마이크로소프트는 2025년 5월과 7월에 각각 대규모 해고를 단행해 연간 약 15,000명의 일자리를 없앴다. 저자는 이것이 CoreWeave로의 계약 이탈로 인한 즉각적인 손실을 수익 보고서에서 만회하기 위한 조치였다고 본다.


종합 분석: 이 이야기의 구조적 함의

1. 기술 부채는 비가시적이지만 치명적이다

Azure 노드 관리 스택의 문제들은 수년간 내부적으로 인지됐지만, 외부에는 “순조롭게 진행 중”이라는 메시지만 전달됐다. 2023년부터 2025년까지 마이크로소프트는 주요 컨퍼런스에서 VM 관리 컴포넌트들이 Overlake/Azure Boost 오프로드 카드로 이식되고 Rust로 재작성됐다고 공식 발표했다. 하지만 저자의 증언에 따르면 2024년 말 기준으로, 1년 전 도출된 64개의 핵심 작업 항목 중 완료된 것은 하나도 없었고, 약 60개는 시작조차 되지 않았다.

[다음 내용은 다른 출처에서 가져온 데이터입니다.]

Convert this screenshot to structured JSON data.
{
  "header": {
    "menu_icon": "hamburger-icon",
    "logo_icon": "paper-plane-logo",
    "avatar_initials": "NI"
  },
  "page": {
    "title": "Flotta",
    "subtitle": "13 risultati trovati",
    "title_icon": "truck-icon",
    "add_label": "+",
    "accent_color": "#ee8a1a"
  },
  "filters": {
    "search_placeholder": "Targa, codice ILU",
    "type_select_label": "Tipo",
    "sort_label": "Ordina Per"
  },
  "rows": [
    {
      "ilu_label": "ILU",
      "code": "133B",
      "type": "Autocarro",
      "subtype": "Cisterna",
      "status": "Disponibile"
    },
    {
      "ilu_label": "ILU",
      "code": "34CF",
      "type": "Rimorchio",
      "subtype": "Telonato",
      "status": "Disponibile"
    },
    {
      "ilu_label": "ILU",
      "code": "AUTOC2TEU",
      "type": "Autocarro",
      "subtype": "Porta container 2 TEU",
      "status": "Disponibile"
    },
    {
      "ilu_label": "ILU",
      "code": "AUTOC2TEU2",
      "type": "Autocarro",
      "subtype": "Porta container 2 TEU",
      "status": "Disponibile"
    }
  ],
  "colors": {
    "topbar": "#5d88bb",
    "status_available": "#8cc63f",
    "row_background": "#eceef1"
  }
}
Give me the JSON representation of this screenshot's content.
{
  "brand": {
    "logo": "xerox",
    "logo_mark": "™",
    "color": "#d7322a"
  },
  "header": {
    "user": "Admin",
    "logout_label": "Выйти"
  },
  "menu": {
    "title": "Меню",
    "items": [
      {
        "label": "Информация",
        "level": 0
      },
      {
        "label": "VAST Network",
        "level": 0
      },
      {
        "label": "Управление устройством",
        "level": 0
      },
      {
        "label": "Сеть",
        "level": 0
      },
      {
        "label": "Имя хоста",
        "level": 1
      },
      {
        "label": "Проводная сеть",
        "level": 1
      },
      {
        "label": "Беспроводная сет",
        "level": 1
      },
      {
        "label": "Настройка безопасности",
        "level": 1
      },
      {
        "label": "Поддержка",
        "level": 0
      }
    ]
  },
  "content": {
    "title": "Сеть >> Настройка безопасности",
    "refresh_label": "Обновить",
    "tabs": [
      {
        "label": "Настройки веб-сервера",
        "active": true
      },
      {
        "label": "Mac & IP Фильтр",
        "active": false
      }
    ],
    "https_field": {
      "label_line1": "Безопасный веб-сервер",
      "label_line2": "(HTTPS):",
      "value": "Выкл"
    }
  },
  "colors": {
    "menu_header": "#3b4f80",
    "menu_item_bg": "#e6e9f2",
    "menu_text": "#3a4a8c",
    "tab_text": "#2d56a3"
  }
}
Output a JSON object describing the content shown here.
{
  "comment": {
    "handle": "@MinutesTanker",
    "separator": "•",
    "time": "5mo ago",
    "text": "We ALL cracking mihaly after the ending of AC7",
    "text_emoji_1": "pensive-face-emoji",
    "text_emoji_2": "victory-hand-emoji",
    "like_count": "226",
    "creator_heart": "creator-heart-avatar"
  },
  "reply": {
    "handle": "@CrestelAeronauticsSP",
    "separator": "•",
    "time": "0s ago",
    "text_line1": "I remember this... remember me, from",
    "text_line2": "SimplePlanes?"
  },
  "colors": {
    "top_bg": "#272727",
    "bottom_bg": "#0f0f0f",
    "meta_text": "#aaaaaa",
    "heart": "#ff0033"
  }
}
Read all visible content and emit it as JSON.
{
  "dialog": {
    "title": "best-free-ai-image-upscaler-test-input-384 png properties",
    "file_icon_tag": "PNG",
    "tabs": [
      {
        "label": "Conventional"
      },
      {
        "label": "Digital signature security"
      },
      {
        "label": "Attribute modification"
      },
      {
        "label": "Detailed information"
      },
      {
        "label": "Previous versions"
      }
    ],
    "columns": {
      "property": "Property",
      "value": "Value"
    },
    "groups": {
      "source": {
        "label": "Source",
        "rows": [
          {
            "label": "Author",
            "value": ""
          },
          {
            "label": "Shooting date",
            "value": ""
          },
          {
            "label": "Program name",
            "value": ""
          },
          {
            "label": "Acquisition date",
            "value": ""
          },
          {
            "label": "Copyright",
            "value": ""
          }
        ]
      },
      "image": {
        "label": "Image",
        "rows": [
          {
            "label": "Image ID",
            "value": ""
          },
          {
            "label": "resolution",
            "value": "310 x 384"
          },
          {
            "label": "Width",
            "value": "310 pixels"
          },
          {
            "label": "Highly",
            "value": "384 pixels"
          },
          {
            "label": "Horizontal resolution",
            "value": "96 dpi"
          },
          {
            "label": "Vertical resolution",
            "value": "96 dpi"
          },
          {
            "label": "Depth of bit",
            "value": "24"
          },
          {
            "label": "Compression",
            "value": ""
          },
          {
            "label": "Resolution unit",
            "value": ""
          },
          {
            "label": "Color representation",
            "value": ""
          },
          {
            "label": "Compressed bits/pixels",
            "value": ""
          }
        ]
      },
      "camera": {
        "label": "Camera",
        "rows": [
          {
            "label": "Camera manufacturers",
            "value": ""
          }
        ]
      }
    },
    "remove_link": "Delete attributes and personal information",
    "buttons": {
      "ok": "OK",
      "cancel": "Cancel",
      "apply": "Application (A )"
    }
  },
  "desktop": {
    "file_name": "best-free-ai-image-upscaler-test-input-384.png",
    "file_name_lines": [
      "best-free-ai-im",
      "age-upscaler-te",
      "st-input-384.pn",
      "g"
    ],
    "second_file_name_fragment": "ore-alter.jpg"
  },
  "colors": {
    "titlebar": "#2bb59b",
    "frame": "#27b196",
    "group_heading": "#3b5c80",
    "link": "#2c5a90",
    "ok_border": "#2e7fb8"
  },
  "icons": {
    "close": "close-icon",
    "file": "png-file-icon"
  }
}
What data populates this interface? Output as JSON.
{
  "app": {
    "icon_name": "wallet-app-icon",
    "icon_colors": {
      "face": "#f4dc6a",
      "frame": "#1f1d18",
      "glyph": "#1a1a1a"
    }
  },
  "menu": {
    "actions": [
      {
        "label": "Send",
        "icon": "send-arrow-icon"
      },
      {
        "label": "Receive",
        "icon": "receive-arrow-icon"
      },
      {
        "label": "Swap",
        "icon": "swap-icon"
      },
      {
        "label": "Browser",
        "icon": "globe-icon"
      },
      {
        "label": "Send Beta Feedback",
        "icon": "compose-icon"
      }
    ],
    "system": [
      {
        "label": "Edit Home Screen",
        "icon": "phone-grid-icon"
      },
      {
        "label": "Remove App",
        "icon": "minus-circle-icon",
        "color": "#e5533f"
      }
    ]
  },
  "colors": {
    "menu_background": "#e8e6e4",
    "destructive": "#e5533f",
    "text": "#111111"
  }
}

2. 인력 구조의 변화가 시스템 품질을 결정한다

SDET 직군 폐지와 그로 인한 인력 재편은, 단기적으로는 비용 절감처럼 보였지만 장기적으로는 시스템 설계 역량의 공동화를 가져왔다. 테스트 엔지니어는 단순히 버그를 잡는 사람이 아니다. 시스템의 동작을 이해하고, 경계 조건을 찾아내며, 엔지니어링 품질을 독립적으로 검증하는 역할을 한다. 그 역할이 사라지자, 시스템의 품질 보증 기능 자체가 무너졌다.

3. ‘빠른 시장 진입’ 전략의 숨겨진 비용

“디지털 에스코트” 프로그램은 마이크로소프트가 표준적인 보안 요건을 충족하기 어려운 상황에서도 빠르게 시장에 진입하기 위한 창의적 해결책이었다. 단기적으로는 효과가 있었다. 수십억 달러 규모의 연방 클라우드 계약이 따라왔다. 그러나 장기적으로는 “신뢰 위반”이라는 국방부의 공식 서한과 제3자 감사 명령으로 이어졌다.

4. 경고 시스템의 부재

가장 씁쓸한 대목은 6부의 결말이다. 기술적으로 정확한 분석을, 증거와 함께, 정중하게, 구체적인 해결책을 제시하며 CEO와 이사회에 전달했지만 — 아무 반응도 없었다. 이는 마이크로소프트라는 조직이 내부 경고를 처리하는 구조적 메커니즘을 갖추지 못하고 있음을 시사한다. 문제를 발견하는 사람이 있어도, 그 문제가 의사결정권자에게 전달되고 행동으로 이어지는 경로가 없다면, 조직은 위기를 자초한다.

5. 클라우드 신뢰성의 국가안보 함의

서버 한 대에서의 소프트웨어 버그는 IT 문제다. 하지만 전국의 군사 시스템, 정보기관, 핵심 인프라가 의존하는 클라우드의 소프트웨어 버그는 국가안보 문제가 된다. 헤그세스 국방장관이 “이런 일은 절대 일어나서는 안 됐다”고 말한 것은, 단순한 계약 위반에 대한 질책이 아니라 미국의 핵심 디지털 인프라 보호에 대한 근본적인 의문 제기였다.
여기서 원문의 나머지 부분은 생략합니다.